Two Iraqi nationals, each possessing valid legal visas, are suing Donald Trump and the U.S. Government after being denied entry into the U.S on Friday.


CNN is reporting that Hammed Khalid Darweesh and Haider Sameer Abdulkaleq Alshawi, both Iraqi nationals, were detained by Customs and Border Protection (CBP) officials when they tried to enter the U.S. Their plane landed just after Trump had signed his executive order banning Muslims in certain countries from entering the U.S. They were still being detained as of Saturday morning.

Signed at the Pentagon one week to the day after Trump’s inauguration, the order calls for a total ban on Muslims entering the country from seven of what the Trump administration feels are high risk countries. Syria tops the list, followed by Iraq, Iran, Sudan, Somalia, Libya and Yemen.

Darweesh and Alshawi, not known to one another, were on the plane when the order, titled “Protection of the Nation from Foreign Terrorist Entry into the United States” was signed.

Both men have legal visas allowing them entry to the U.S. Alshawi’s wife and son were already granted refugee status by the U.S government and Alshawi was on his way to see them. His wife had secured refugee status for him as well.

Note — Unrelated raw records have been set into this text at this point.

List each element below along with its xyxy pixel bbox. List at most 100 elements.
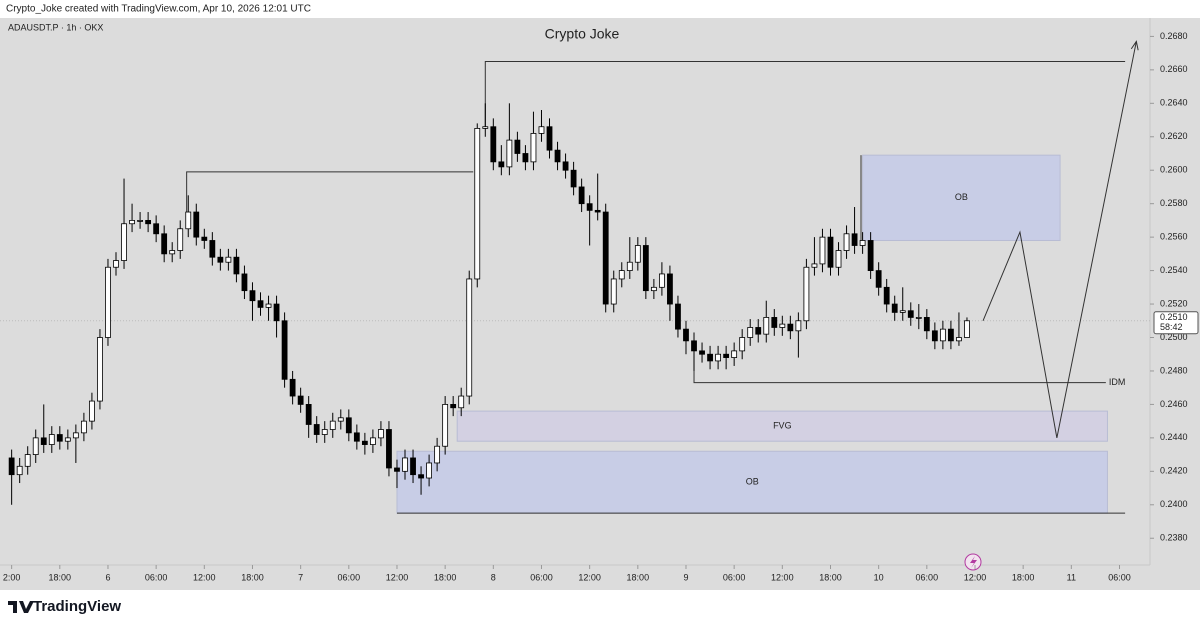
candle-body (442, 404, 449, 447)
chart-title: Crypto Joke (545, 26, 620, 42)
x-tick-label: 18:00 (819, 572, 842, 582)
x-tick-label: 2:00 (3, 572, 21, 582)
annotation-line (186, 171, 474, 221)
candle-body (193, 211, 200, 238)
candle-body (530, 133, 537, 163)
candle-body (185, 211, 192, 230)
candle-body (426, 462, 432, 479)
candle-body (851, 233, 858, 246)
candle-body (506, 139, 513, 168)
candle-body (490, 126, 497, 163)
x-tick-label: 06:00 (916, 572, 939, 582)
annotation-line (982, 41, 1137, 438)
zone (862, 154, 1061, 241)
candle-body (378, 429, 384, 439)
candle-body (361, 440, 368, 445)
zones: OB FVG OB (396, 154, 1108, 514)
x-tick-label: 06:00 (1108, 572, 1131, 582)
candle-body (161, 233, 168, 255)
candle-body (915, 317, 922, 319)
candle-body (64, 437, 71, 442)
candle-body (137, 220, 143, 222)
x-tick-label: 06:00 (530, 572, 553, 582)
candle-body (707, 353, 713, 362)
candle-body (289, 378, 296, 397)
candle-body (554, 149, 561, 163)
candle-body (209, 240, 216, 258)
candle-body (514, 139, 521, 154)
candle-body (369, 437, 376, 445)
x-tick-label: 9 (683, 572, 688, 582)
candle-body (731, 350, 738, 358)
brand-logo (8, 601, 34, 613)
candle-body (249, 290, 256, 302)
candle-body (650, 286, 657, 292)
candle-body (642, 245, 649, 292)
candle-body (618, 270, 625, 280)
candle-body (546, 126, 553, 151)
x-tick-label: 11 (1067, 572, 1076, 582)
candle-body (827, 236, 834, 268)
candle-body (8, 457, 15, 476)
candle-body (803, 266, 810, 322)
y-tick-label: 0.2500 (1160, 332, 1188, 342)
x-tick-label: 12:00 (193, 572, 216, 582)
y-tick-label: 0.2440 (1160, 432, 1188, 442)
candle-body (450, 404, 457, 409)
candle-body (819, 236, 826, 265)
candle-body (562, 161, 569, 171)
zone (456, 410, 1108, 442)
last-price-label: 0.2510 (1160, 312, 1188, 322)
y-tick-label: 0.2580 (1160, 198, 1188, 208)
candle-body (97, 337, 103, 402)
candle-body (610, 278, 617, 305)
candle-body (948, 328, 954, 342)
y-tick-label: 0.2480 (1160, 365, 1188, 375)
candle-body (964, 320, 970, 338)
candle-body (105, 266, 111, 338)
x-tick-label: 06:00 (723, 572, 746, 582)
candle-body (281, 320, 288, 380)
x-tick-label: 12:00 (771, 572, 794, 582)
candle-body (931, 330, 938, 342)
candle-body (683, 328, 689, 342)
candle-body (56, 434, 63, 442)
candle-body (474, 128, 481, 280)
x-tick-label: 18:00 (434, 572, 457, 582)
candle-body (939, 328, 946, 342)
candle-body (80, 420, 87, 434)
x-tick-label: 12:00 (386, 572, 409, 582)
zone-label: OB (746, 477, 759, 487)
x-tick-label: 18:00 (49, 572, 72, 582)
candle-body (843, 233, 850, 251)
candle-body (755, 327, 762, 335)
candle-body (217, 256, 224, 263)
candle-body (337, 417, 344, 422)
candle-body (787, 323, 794, 332)
candle-body (121, 223, 127, 261)
candle-body (201, 236, 208, 241)
candle-body (779, 323, 786, 328)
candle-body (859, 240, 866, 246)
candle-body (329, 420, 336, 430)
zone-label: OB (955, 192, 968, 202)
logo-mark (8, 601, 34, 613)
candle-body (675, 303, 681, 330)
candle-body (699, 350, 705, 355)
zone (396, 450, 1108, 514)
y-tick-label: 0.2620 (1160, 131, 1188, 141)
candle-body (458, 395, 465, 409)
candle-body (715, 353, 721, 362)
candle-body (747, 327, 754, 338)
candle-body (225, 256, 232, 263)
candle-body (482, 126, 489, 129)
candles (8, 103, 970, 505)
candle-body (466, 278, 473, 397)
candle-body (394, 467, 400, 472)
event-icon-bolt (970, 556, 977, 568)
x-tick-label: 06:00 (338, 572, 361, 582)
candle-body (956, 337, 962, 342)
y-tick-label: 0.2660 (1160, 64, 1188, 74)
candle-body (891, 303, 898, 313)
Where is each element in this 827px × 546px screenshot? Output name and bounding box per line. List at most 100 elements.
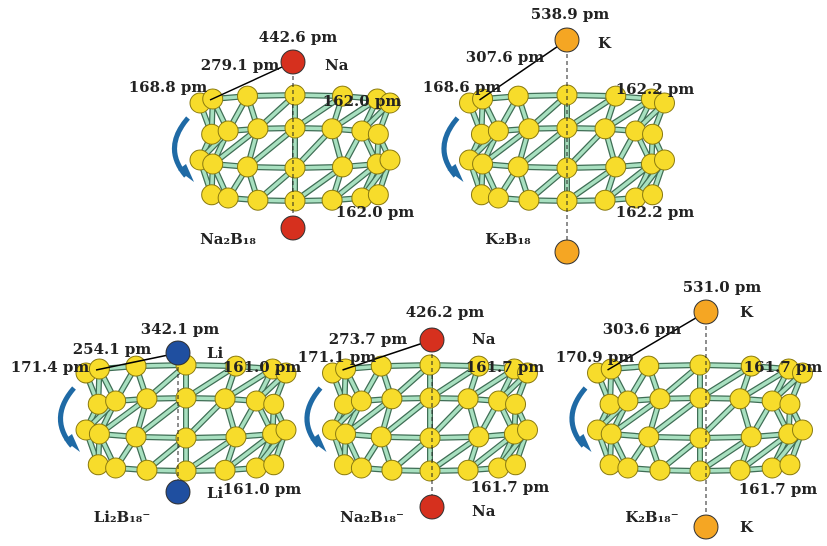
boron-atom <box>472 153 494 175</box>
boron-atom <box>381 388 403 410</box>
distance-label: 426.2 pm <box>406 303 485 321</box>
distance-label: 161.7 pm <box>466 358 545 376</box>
distance-label: 161.0 pm <box>223 358 302 376</box>
boron-atom <box>237 156 258 178</box>
boron-atom <box>284 84 306 106</box>
boron-atom <box>214 388 236 410</box>
distance-label: 307.6 pm <box>466 48 545 66</box>
boron-atom <box>600 423 622 445</box>
arrow-head <box>64 434 80 452</box>
boron-atom <box>654 92 675 114</box>
boron-atom <box>638 355 660 377</box>
boron-atom <box>175 387 197 409</box>
boron-atom <box>247 189 269 211</box>
boron-atom <box>370 355 392 377</box>
distance-line <box>479 39 568 101</box>
boron-atom <box>617 390 639 412</box>
boron-atom <box>605 85 627 107</box>
boron-atom <box>335 423 357 445</box>
distance-label: 161.7 pm <box>471 478 550 496</box>
boron-atom <box>729 388 751 410</box>
boron-atom <box>214 459 236 481</box>
boron-atom <box>370 426 392 448</box>
boron-atom <box>225 426 247 448</box>
distance-label: 273.7 pm <box>329 330 408 348</box>
boron-atom <box>594 118 616 140</box>
distance-line <box>95 352 179 371</box>
formula-label: K₂B₁₈ <box>485 230 531 248</box>
molecule-panel: 442.6 pm 279.1 pm 168.8 pm 162.0 pm 162.0 pm… <box>129 28 415 248</box>
boron-atom <box>350 457 372 479</box>
boron-atom <box>225 355 247 377</box>
boron-atom <box>105 457 127 479</box>
boron-atom <box>599 393 621 415</box>
boron-atom <box>332 85 353 107</box>
molecule-panel: 531.0 pm 303.6 pm 170.9 pm 161.7 pm 161.7 pm… <box>556 278 822 540</box>
boron-atom <box>740 355 762 377</box>
atom-label: Na <box>472 502 496 520</box>
distance-line <box>209 61 294 101</box>
boron-atom <box>275 419 297 441</box>
distance-label: 162.2 pm <box>616 80 695 98</box>
boron-atom <box>457 459 479 481</box>
boron-atom <box>642 184 664 206</box>
boron-atom <box>175 427 197 449</box>
boron-atom <box>321 118 343 140</box>
distance-label: 171.1 pm <box>298 348 377 366</box>
distance-label: 162.2 pm <box>616 203 695 221</box>
boron-atom <box>638 426 660 448</box>
boron-atom <box>284 117 306 139</box>
distance-label: 170.9 pm <box>556 348 635 366</box>
boron-atom <box>599 454 621 476</box>
boron-atom <box>654 149 675 171</box>
distance-label: 171.4 pm <box>11 358 90 376</box>
boron-atom <box>792 419 813 441</box>
metal-atom <box>419 327 445 353</box>
boron-atom <box>419 387 441 409</box>
distance-line <box>342 339 433 371</box>
boron-atom <box>507 85 529 107</box>
boron-atom <box>419 354 441 376</box>
boron-atom <box>649 388 671 410</box>
formula-label: Na₂B₁₈⁻ <box>340 508 404 526</box>
metal-atom <box>693 514 719 540</box>
boron-atom <box>202 153 224 175</box>
distance-label: 162.0 pm <box>336 203 415 221</box>
boron-atom <box>689 387 711 409</box>
boron-atom <box>487 187 509 209</box>
boron-atom <box>468 426 490 448</box>
boron-atom <box>507 156 529 178</box>
formula-label: Na₂B₁₈ <box>200 230 256 248</box>
boron-atom <box>505 454 527 476</box>
molecule-panel: 538.9 pm 307.6 pm 168.6 pm 162.2 pm 162.2 pm… <box>423 5 695 265</box>
distance-line <box>607 311 707 371</box>
boron-atom <box>419 460 441 482</box>
boron-atom <box>175 460 197 482</box>
atom-label: Li <box>207 344 224 362</box>
boron-atom <box>321 189 343 211</box>
boron-atom <box>617 457 639 479</box>
distance-label: 342.1 pm <box>141 320 220 338</box>
boron-atom <box>594 189 616 211</box>
atom-label: Na <box>472 330 496 348</box>
atom-label: K <box>598 34 612 52</box>
boron-atom <box>217 187 239 209</box>
boron-atom <box>518 189 540 211</box>
boron-atom <box>642 123 664 145</box>
arrow-head <box>575 434 592 452</box>
formula-label: K₂B₁₈⁻ <box>625 508 678 526</box>
boron-atom <box>379 149 401 171</box>
boron-atom <box>125 355 147 377</box>
boron-atom <box>779 454 801 476</box>
distance-label: 303.6 pm <box>603 320 682 338</box>
arrow-head <box>310 434 327 452</box>
atom-label: Li <box>207 484 224 502</box>
boron-atom <box>487 120 509 142</box>
atom-label: Na <box>325 56 349 74</box>
boron-atom <box>761 457 783 479</box>
metal-atom <box>554 27 580 53</box>
boron-atom <box>87 393 109 415</box>
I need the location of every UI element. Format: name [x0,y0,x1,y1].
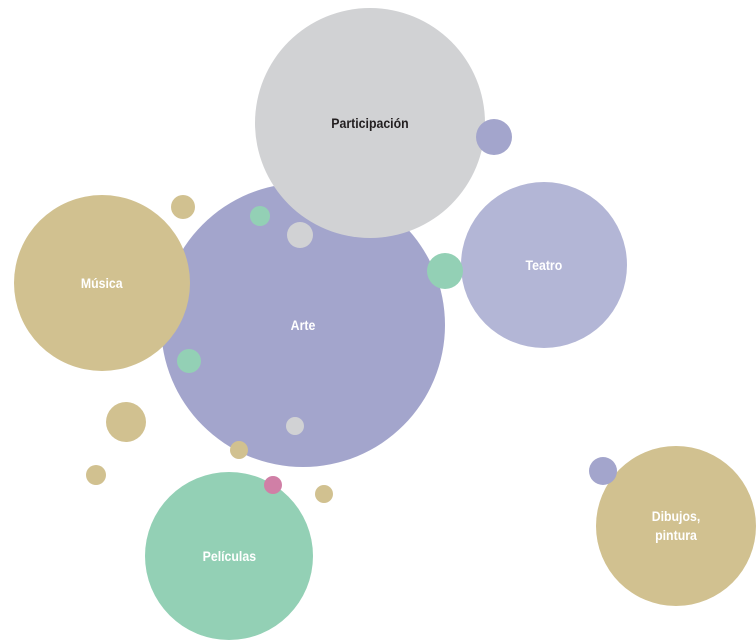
bubble: Música [14,195,190,371]
dot [589,457,617,485]
bubble-label: Dibujos, pintura [651,508,701,543]
dot [287,222,313,248]
dot [86,465,106,485]
bubble: Películas [145,472,313,640]
bubble-label: Películas [202,547,256,564]
dot [250,206,270,226]
dot [264,476,282,494]
bubble-label: Arte [290,316,316,333]
bubble: Teatro [461,182,627,348]
dot [427,253,463,289]
bubble: Participación [255,8,485,238]
bubble: Dibujos, pintura [596,446,756,606]
bubble-label: Música [81,274,123,291]
dot [230,441,248,459]
bubble-label: Teatro [525,256,563,273]
dot [315,485,333,503]
dot [177,349,201,373]
dot [106,402,146,442]
bubble-label: Participación [331,114,409,131]
dot [476,119,512,155]
dot [286,417,304,435]
dot [171,195,195,219]
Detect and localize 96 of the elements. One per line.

Darweesh has a special visa, granted to him for working with the U.S. military during the Iraq and Afghanistan wars. Alshawi had been granted a special immigrant visa on January 20, the day of Trump’s inauguration, in honor of the work he had done for the U.S. government from 2003-2013.

Lawyers for the two men have filed court papers on their behalf, charging that the order, implemented in this instance, is illegal. “Because the executive order is unlawful as applied to the petitioners, their continued detention based solely on the executive order violates their Fifth Amendment procedural and substantive due process rights,” the court papers reveal.

Court documents also disclose that their lawyers as well as two New York Representatives were all refused access to the two detainees by the CBP. When the attorneys asked who they could call to gain access to their clients, the CBP authorities said “Mr. President. Call Mr. Trump.”

The plight of Darweesh and Alshawi has drawn the attention of lawyers from Immigration rights groups such as the American Civil Liberties Union (ACLU) and the National Immigration Law Center (NILC).

Director of the NILC, Karen Tumlin was quoted by CNN as saying, “Our courageous plaintiff and countless others risked the lives helping U.S. service members in Iraq. Trump’s order puts those who helped us in harm’s way by denying them the safe harbor they have been promised in the United States.”

When asked by CNN about the controversial executive order and the resulting lawsuit, immigration attorney and former president of the American Immigration Lawyers Association, David Leopold, said “What this order does is take people who played by the rules who have been vigorously vetted and slams the door of the country in their face because of their religion.”